While others might love going to things, I’m the type who loves the idea of it and enjoys it once I’m there, but that hour before getting into the car or on the plane involves a great deal of internal debate. Should I pretend I’m sick? Maybe I can make myself sick? I wish I had steps in the house because I could fall down them and have to skip…
[This is a good time to note that this article is not about author maturity or how to overcome introvert tendencies. Both are good topics. I’m not an expert in either.]
All of this travel and social interaction involves tricking my brain and forcing my body to go… outside. This is bigger than you might think. I’ve been fortunate to travel a lot in my life but when people ask me about my favorite place the answer is easy — my house. While, unfortunately, we have not yet reached the future promised to us in The Jetsons, I can get almost anything delivered to my house. All I need to do is open the front door. I don’t actually need to step outside, thank goodness. Still, leaving for author stuff generally means fighting my natural impulse to grab the back door in a death grip and refuse to let go [see: previous comment about maturity].
When I do give in and find big girl clothes — defined here as pants with a zipper and shirt that I remembered to wash and (mostly) fits — and pack, I also bring with me a few personal rules for survival. Authors you should feel free to adopt or ignore these as you see fit. Readers, this will give you some insight into what’s going on in my head when you see me standing alone in the middle of a hallway at a conference, looking lost and pretending to study my phone.

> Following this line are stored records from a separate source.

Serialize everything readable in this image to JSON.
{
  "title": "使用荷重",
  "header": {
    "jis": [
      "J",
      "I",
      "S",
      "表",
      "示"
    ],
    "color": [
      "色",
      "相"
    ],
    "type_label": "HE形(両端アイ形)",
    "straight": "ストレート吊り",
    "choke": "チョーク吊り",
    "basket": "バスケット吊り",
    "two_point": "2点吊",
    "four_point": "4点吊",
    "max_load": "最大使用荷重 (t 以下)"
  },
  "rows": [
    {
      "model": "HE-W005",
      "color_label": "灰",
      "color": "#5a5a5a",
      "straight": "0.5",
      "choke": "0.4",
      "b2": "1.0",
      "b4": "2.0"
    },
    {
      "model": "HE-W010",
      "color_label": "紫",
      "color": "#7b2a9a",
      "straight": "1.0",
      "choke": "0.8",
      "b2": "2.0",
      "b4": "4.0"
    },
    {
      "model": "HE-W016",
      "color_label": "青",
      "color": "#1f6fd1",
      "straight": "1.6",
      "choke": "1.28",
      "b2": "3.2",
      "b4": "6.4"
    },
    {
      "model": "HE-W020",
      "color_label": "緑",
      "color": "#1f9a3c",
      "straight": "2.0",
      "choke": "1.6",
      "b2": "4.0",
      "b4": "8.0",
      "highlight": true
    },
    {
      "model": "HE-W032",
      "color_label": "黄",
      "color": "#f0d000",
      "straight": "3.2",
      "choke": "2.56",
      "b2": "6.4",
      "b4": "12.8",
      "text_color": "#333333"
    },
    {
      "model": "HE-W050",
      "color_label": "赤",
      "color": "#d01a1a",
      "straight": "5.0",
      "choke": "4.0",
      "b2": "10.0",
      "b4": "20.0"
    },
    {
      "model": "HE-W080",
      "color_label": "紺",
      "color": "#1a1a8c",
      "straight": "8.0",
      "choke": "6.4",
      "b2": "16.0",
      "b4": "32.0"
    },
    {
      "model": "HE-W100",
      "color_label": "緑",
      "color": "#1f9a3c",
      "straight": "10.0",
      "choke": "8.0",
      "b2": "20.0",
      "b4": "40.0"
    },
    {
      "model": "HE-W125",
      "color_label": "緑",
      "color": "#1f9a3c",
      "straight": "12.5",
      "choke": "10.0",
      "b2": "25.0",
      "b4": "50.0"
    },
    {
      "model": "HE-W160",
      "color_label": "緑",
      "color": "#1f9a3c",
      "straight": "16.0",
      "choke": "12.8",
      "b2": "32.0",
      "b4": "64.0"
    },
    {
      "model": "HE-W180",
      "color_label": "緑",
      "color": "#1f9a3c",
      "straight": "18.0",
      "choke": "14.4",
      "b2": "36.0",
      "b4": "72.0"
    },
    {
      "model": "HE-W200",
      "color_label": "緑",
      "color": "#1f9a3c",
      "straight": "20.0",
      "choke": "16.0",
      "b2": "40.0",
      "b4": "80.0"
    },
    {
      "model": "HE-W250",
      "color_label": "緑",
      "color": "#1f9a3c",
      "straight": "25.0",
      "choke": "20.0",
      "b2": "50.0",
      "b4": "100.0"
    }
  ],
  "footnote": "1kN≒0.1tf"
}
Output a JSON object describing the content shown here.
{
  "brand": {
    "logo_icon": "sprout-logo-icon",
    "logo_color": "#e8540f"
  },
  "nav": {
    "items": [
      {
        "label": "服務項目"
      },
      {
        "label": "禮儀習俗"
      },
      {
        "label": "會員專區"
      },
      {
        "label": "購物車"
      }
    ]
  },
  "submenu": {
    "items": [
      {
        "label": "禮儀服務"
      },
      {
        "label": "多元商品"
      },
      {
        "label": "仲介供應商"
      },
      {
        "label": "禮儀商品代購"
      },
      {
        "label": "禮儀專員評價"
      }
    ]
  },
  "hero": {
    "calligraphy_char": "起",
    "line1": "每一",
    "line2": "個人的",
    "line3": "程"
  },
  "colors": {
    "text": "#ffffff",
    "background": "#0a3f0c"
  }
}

First rule. This is a global rule. It’s probably a good life rule, in general, but it is imperative for authors at any author event. The rule? Don’t be an asshole. That’s it. Four words. Seems simple, right? Yeah, I thought so, too, until I saw and heard so many authors violating it.
How this works for me is when I get to a conference — literally, before I walk in the door of the hotel or convention center or library — I whisper it to myself. If it’s a multi-day conference, I say it every morning on the long ride down in the elevator as we stop at every single floor to allow more people to climb on. See, I might be tired or hungry – there’s a 90% chance I forgot to eat and am hungry — and I have terrible eyesight and a general inability to remember names, so if I’m not careful I can be an asshole. We all can. We’re human. But for those 60 or 90 or however many seconds that someone meets me I want to be the best me, and that means ignoring the fatigue, the desire to find a bag of chips, the uncomfortable shoes I never wear that are currently making my feet swell and the nagging worry I forgot to comb my hair or brush my teeth before leaving the hotel room. The need for coffee has to be set aside because the person standing in front of me deserves my undivided and respectful attention.
As I write this I realized that really is the only rule I have. There is a sister rule that goes like this: don’t be precious. I blame author Meg Cabot for this one. She once wrote an article about being at an event and how some of the authors around her were acting very special and wanted constant pampering. I can’t remember the specifics, but I remember my takeaway was don’t be precious. That seems easy, right? Sit there, be professional and kind and appreciative and grateful. All those things we learned in kindergarten but sometimes forget when we leave the house.
That’s all I’ve got. You have to actually leave your house to go to these events, and you should. The readers you meet will make it worth it. They are awesome, so when you’re not at your best, go hide. Take a minute to regroup and then send the non-asshole, non-precious version of you out again. And carry snacks. Trust me on this. You need snacks.